A few hot days are coming up, but I am willing to accept this in the middle – no, wait! Towards the end! – of an otherwise perfect summer. Cool, damp, often outright wet and almost entirely free of the hours of beating sun that do so much to ruin the months of June through August for so many of us. It’s been wonderful. Not to mention, of course, a hugely preferable alternative to the droughts, wildfires and assorted other disasters taking place in Europe and around the increasingly parched and flammable globe. It will surely be that this, the Cold Girl Summer of 2023, will be looked back on in the coming decades as the climate crisis takes further hold with the bitter yearning that those who remember the unbroken golden days of 1976 have for those now.

Wednesday

I made the mistake of going out and speaking to people today and one of them, a friend of a friend, said in a discussion about the cost of living crisis in absolutely appalled tones: “Soon, just going out to eat will be a luxury!” One of those sudden gulfs you can find opening up between you and another human being duly yawned between us. How do you become someone who thinks eating out is not a luxury? CAN you become one, in fact – or do you have to be born one? Is it purely a matter of income or something else?
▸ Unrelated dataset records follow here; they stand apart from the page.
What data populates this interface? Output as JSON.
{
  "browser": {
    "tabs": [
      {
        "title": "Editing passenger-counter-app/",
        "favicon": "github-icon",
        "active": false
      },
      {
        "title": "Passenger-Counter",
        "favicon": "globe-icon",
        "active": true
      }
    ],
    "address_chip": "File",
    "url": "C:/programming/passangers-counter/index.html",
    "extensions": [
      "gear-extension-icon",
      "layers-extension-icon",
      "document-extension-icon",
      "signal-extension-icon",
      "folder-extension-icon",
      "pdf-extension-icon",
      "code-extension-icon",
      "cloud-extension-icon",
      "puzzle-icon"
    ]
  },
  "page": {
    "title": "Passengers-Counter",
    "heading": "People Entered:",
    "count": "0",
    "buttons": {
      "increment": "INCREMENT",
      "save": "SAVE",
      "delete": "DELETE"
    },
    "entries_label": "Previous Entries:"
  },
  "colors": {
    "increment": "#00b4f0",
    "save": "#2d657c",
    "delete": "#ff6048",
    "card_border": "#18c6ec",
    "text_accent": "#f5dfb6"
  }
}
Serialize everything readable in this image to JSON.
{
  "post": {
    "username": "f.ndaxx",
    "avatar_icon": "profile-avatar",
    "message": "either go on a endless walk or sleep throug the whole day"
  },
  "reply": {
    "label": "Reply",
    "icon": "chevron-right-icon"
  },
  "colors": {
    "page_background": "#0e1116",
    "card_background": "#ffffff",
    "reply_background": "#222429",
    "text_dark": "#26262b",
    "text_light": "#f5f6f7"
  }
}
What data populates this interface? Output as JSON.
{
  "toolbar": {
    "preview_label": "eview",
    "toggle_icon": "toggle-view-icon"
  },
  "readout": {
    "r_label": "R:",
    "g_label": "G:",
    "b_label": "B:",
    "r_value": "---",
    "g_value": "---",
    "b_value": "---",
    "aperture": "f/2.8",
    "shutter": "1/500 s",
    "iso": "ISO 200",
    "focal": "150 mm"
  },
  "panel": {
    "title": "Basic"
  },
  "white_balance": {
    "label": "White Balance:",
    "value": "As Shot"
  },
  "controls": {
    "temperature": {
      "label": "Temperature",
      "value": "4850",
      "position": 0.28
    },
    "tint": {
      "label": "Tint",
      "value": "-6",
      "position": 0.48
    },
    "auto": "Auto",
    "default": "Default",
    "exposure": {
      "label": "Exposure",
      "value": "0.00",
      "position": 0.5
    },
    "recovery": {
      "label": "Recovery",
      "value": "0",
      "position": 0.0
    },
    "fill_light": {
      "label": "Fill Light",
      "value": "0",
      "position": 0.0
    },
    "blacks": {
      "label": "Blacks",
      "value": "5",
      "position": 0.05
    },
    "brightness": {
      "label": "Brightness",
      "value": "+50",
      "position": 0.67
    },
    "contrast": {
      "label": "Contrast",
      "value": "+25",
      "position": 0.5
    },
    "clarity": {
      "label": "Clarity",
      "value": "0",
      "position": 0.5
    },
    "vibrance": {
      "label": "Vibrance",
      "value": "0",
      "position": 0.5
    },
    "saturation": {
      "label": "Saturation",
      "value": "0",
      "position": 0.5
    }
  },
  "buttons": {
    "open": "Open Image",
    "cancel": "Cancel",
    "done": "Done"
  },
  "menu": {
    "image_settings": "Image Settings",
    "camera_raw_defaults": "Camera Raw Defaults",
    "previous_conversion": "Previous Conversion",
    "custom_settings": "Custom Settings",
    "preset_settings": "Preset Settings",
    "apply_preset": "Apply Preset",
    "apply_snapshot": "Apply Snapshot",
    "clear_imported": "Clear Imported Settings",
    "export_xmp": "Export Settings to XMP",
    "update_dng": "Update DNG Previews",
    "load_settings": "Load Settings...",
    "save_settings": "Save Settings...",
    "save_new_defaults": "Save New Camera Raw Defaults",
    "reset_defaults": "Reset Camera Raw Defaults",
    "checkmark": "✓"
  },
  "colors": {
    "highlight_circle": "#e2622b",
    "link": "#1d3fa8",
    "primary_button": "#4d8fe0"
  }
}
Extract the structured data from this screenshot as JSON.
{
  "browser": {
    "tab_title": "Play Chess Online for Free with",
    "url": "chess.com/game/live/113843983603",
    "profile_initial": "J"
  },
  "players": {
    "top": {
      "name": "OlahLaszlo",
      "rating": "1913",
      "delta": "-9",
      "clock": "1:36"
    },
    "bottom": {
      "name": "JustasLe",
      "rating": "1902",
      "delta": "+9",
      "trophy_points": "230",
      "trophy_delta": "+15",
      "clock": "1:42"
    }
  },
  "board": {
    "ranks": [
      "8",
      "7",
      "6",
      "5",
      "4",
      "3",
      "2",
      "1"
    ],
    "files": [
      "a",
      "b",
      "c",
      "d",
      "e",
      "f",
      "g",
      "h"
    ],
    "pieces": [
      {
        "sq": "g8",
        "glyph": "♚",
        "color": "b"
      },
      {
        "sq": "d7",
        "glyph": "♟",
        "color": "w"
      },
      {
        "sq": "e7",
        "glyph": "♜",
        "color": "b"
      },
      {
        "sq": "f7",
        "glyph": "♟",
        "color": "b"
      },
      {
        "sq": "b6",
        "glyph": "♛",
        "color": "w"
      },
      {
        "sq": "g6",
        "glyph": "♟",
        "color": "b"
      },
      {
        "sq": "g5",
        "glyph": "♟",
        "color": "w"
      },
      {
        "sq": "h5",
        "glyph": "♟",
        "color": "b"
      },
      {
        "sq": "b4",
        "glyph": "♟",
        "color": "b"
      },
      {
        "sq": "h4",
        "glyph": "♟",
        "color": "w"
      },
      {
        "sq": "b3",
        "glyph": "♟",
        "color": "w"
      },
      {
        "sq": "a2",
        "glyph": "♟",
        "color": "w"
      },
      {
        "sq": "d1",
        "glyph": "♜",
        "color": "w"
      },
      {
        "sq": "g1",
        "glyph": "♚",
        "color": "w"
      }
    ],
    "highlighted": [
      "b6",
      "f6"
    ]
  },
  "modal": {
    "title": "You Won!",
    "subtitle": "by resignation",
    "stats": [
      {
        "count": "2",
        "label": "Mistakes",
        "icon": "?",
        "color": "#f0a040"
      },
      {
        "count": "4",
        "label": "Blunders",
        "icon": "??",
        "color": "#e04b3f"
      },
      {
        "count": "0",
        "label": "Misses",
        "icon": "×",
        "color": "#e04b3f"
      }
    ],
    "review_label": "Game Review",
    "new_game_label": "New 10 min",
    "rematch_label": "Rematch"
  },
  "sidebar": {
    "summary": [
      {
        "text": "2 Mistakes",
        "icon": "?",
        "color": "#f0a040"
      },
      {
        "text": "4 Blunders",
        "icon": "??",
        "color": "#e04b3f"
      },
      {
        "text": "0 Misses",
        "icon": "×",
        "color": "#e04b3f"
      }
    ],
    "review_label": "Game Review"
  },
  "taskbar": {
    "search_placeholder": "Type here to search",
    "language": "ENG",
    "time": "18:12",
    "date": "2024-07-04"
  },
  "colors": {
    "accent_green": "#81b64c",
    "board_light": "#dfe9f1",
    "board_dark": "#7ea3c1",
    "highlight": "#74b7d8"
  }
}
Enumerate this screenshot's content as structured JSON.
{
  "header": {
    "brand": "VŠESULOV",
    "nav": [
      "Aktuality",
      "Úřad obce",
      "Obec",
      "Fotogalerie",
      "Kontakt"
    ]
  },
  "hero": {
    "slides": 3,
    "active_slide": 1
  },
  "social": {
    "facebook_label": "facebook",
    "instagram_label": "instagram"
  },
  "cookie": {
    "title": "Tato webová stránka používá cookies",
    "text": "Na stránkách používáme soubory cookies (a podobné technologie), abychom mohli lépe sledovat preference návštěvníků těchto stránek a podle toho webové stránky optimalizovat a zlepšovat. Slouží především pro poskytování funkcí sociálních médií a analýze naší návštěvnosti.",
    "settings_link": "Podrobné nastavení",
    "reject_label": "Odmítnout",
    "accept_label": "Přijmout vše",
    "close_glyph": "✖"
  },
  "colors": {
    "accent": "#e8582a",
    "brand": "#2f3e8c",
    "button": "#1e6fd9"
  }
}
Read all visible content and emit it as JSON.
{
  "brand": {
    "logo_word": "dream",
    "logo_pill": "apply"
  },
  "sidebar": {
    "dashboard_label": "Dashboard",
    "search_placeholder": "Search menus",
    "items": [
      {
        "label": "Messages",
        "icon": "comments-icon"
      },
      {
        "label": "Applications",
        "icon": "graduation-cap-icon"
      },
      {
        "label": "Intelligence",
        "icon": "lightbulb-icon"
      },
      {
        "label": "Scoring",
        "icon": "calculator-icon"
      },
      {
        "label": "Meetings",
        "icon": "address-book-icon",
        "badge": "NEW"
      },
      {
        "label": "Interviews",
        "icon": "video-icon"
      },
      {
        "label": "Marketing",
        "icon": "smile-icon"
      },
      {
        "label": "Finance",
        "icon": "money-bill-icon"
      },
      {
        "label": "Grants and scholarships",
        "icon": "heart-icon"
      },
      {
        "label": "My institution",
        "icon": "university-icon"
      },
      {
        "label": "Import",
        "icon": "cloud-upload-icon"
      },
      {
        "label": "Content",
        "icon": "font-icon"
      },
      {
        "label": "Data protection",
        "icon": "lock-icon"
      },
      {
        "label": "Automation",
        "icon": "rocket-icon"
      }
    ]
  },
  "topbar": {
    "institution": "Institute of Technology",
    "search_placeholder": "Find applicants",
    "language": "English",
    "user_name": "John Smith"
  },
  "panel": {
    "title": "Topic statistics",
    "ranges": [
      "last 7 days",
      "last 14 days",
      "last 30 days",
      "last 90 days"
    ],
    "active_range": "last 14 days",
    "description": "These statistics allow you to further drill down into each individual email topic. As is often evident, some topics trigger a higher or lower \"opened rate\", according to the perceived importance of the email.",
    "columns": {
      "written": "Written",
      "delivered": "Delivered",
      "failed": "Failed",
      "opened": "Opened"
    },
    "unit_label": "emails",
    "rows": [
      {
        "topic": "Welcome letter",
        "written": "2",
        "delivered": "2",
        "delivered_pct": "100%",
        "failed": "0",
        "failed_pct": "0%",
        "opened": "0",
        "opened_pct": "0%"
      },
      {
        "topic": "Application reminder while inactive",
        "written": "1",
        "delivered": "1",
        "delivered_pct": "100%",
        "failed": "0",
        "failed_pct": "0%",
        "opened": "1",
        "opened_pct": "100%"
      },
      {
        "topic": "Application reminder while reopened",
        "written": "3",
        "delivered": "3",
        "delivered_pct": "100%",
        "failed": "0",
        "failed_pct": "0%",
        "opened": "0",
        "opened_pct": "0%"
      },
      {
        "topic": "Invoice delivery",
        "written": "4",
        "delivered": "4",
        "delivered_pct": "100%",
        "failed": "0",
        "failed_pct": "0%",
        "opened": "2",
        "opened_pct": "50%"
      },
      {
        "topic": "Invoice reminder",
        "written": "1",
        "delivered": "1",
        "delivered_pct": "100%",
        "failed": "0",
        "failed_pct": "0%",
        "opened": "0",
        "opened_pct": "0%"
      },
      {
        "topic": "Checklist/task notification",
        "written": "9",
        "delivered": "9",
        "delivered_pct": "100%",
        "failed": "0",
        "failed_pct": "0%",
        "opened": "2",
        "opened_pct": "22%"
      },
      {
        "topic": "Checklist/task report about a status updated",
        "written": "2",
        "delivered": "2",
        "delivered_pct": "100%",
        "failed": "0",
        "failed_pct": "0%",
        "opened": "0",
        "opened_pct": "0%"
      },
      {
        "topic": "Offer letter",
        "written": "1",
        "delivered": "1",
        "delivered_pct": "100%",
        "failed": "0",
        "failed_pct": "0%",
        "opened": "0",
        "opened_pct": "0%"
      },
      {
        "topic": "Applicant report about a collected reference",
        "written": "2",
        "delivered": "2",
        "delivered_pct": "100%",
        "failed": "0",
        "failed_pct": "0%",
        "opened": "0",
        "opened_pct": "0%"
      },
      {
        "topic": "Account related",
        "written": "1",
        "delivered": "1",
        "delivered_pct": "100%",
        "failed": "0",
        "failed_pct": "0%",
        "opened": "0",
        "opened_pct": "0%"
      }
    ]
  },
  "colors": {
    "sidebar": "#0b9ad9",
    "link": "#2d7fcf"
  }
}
I think it probably takes at least three generations of unbroken entitlement, but I am keen to hear your estimates.

Thursday

Bloody hell – Wilko’s gone. The 90-year-old family-owned homewares, garden products, sweets, sponges, bleach and fairy lights retailer and just about the nearest thing to a corner shop left on the high street has gone into administration, with the potential loss of 12,000 jobs.

What are we going to do now? Wilko filled the void left when pick ‘n’ mix-based leviathan Woolworths shuffled off this mortal coil. Wilko was great. Its stuff was cheap but not crap – you could feel safe buying a multiplug socket there in a way you can never quite manage in Poundland (rigorously tested though I’m sure they all are, of course. I’m talking perceptions, not facts, ‘kay!). It had a vast assortment of goods, all of them either useful or just the right side of treat-y, stopping well short of mindless extravagance. And best of all – it was there. Just there. There was even one on High Street Kensington, for goodness sake, doubtless giving all its more chi-chi shops nearby the vapours.

Kurt Vonnegut once delivered a peroration about the joys of going out on a local errand because: “I tell you, we are here on earth to fart around, and don’t let anybody tell you different.” I used to fart around in Army and Navy (when my mum was busy feeling coats), Woolworths as a teenager, Hema as a younger adult and Wilko, as I move fully into my homewares and garden products years, most of all. Where will I go now? Where will we all go when everywhere’s gone?

Friday

My post-Wilko melancholy has been banished, banished utterly. For I have fulfilled a lifetime’s ambition. I have seen a real, live bullfinch! No, honestly! Large as life and twice as natural. I had wanted to see one ever since I saw an illustration of this heedlessly beautiful blue and red creation in my Observer’s Book of Birds as a child. To the 10-year-old frustrated birdwatcher roaming round the streets of Catford trying to pretend the porn mags and empties in the hedges were sparrows that lives within me still, my dream’s arrival on the branch right in front of me was an airpunching moment.

Except I couldn’t punch the air because a) I was in a hide (on Sculthorpe Moor Nature Reserve, which has been creeping up the rankings for a while and is now officially my favourite place on earth – especially now Wilko’s gone) and displays of emotion beyond the softest murmur of delight are very much frowned upon in such circumstances and b) I would have scared the bullfinch off.

But of course part of the beauty of birdwatching is how undemonstrative it is. You sit, you concentrate, you scan your patch of woodland or wetland and sometimes – sometimes – comes a reward in the form of a sighting, so fragile and fleeting that there is no real possibility of sharing it. All you can do is hold your breath, widen your eyes and try somehow to take it in deeply enough to remember it for ever. The joy, as you hug it tightly to your chest, becomes more concentrated for its privateness and its privilege. I had a hell of a good time. Even though you must neither fart, nor fart around, in a hide.